Long before all this, in the year 1720, St. Paul of the Cross was making a 40 day retreat as he wrote the Rule for the Passionists. During that time, Paul received a great longing for the conversion of the British Isles back to Catholicism.
He said he wanted to die as a martyr of the Eucharist in a place where this truth of the Catholic faith was denied. In God’s plan, Paul was not to be able to fulfill this dream himself. Nevertheless, one of his spiritual sons, Fr. Dominic Barbari– now a Blessed on his way to canonization–was the beginning of the fulfillment of Paul of the Cross’ desire to go to England. Dominic founded the first Passionist house in England in 1842, arriving there just 12 years after the Catholic emancipation, at a time when there was still a great deal of hatred for the Catholic Church.
Fr. Charles of Mt. Argus who was born in Holland, entered the Passionist Congregation in Belgium shortly after Bl. Dominic died. Later after his ordination as a priest, he was sent to England, where he worked for a few years before being sent to Dublin, Ireland. It was in England that Fr. Charles first met the Irish who had fled Ireland during the potato famine and had come to work in England. Fr. Charles immediately fell in love with the Irish people, a love he kept all his life. His compassionate love became a lasting spiritual legacy he would leave them.
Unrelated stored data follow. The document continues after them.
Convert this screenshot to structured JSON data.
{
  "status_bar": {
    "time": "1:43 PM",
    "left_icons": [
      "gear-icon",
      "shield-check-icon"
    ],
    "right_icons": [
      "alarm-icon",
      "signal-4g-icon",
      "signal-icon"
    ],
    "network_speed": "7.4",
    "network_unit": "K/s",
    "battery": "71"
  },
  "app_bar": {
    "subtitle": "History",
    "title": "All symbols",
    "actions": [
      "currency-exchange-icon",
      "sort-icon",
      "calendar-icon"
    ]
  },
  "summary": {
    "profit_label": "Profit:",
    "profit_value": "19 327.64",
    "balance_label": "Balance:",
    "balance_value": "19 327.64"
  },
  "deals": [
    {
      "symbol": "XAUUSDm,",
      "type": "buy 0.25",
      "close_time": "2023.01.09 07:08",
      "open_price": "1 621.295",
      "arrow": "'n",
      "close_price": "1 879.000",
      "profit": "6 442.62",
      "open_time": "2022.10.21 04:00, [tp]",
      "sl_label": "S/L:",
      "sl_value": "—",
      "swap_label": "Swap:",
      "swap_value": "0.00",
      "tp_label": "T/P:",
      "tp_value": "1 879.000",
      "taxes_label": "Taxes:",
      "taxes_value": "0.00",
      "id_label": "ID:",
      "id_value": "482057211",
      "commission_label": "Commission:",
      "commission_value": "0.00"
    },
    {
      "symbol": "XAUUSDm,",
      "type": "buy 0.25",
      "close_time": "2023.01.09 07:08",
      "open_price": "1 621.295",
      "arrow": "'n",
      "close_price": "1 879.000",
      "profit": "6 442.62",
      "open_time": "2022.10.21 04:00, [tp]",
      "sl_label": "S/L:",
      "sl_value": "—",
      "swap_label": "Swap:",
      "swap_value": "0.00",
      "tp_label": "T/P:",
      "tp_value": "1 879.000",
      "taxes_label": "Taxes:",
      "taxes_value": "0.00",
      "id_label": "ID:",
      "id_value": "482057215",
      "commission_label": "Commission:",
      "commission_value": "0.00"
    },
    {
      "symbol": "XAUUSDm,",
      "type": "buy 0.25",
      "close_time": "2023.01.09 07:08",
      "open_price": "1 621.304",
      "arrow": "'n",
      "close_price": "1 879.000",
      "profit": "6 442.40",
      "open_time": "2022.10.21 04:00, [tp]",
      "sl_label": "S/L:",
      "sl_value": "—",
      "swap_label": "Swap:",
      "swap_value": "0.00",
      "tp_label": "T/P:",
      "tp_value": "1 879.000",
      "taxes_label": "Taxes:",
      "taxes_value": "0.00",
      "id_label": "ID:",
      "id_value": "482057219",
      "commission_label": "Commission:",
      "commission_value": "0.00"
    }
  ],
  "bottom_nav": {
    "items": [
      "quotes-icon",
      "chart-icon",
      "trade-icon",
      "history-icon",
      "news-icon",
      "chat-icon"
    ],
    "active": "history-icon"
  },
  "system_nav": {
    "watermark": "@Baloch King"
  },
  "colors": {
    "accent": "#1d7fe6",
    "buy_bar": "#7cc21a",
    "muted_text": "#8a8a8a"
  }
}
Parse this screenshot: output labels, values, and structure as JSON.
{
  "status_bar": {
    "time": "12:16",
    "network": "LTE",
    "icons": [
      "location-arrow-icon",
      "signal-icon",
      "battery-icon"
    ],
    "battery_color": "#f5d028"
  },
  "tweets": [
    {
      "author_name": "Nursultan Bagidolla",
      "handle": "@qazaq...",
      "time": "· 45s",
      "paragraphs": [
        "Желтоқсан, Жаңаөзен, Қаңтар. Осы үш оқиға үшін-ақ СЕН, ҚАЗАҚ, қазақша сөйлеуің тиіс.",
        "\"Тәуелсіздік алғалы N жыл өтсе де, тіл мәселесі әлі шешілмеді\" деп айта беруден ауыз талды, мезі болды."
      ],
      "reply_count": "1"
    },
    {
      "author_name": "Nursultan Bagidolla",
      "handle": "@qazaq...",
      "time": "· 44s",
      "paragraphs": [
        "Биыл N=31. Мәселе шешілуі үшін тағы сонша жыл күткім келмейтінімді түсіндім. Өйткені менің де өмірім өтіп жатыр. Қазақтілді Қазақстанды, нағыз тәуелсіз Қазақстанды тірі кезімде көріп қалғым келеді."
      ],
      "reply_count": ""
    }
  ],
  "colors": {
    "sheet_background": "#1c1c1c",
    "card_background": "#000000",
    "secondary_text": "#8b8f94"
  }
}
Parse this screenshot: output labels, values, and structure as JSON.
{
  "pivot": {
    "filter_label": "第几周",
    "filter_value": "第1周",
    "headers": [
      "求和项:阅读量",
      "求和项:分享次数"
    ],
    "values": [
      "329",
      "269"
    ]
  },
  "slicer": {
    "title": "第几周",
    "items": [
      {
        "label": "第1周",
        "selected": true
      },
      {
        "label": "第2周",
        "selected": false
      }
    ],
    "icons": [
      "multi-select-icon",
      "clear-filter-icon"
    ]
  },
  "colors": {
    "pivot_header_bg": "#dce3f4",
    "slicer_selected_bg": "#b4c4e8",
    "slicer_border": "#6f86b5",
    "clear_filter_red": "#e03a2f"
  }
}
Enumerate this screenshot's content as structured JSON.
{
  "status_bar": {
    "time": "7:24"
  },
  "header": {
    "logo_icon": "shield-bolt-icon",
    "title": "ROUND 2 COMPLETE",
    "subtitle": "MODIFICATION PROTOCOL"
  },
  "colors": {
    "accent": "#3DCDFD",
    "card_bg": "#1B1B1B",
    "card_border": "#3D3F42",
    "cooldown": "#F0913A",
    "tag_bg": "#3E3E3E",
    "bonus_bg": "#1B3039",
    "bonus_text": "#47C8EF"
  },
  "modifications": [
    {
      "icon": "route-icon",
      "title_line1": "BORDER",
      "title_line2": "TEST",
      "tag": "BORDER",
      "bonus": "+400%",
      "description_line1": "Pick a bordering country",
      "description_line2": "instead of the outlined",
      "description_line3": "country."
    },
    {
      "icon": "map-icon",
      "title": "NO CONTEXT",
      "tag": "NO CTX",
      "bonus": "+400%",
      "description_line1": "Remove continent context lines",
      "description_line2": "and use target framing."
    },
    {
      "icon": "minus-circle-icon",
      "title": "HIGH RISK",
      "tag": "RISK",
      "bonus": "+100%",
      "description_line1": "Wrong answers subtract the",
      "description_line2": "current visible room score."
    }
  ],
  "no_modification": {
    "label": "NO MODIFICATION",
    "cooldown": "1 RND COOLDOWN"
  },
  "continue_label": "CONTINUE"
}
His Prayer for a Happy Death
Mary, sweet refuge of miserable sinners, when my soul is on the point of leaving this world, oh my most sweet Mother, by the sorrow you endured when assisting at the death of your Son on the Cross, assist me with your mercy.
Drive the infernal enemy far from me, and you yourself come to take my soul to yourself and present it to the eternal Judge. My Queen, abandon me not. You, after Jesus, have to be my comfort in that terrible moment. Entreat your beloved Son in his Goodness, to grant me the grace to die clinging to your feet, and to breathe forth my soul in his wounds, saying, ‘Jesus and Mary, I give you my heart and my soul.’ Amen.”
Charles of Mount Argus was canonized by Pope Benedict XVI June 3, 2007.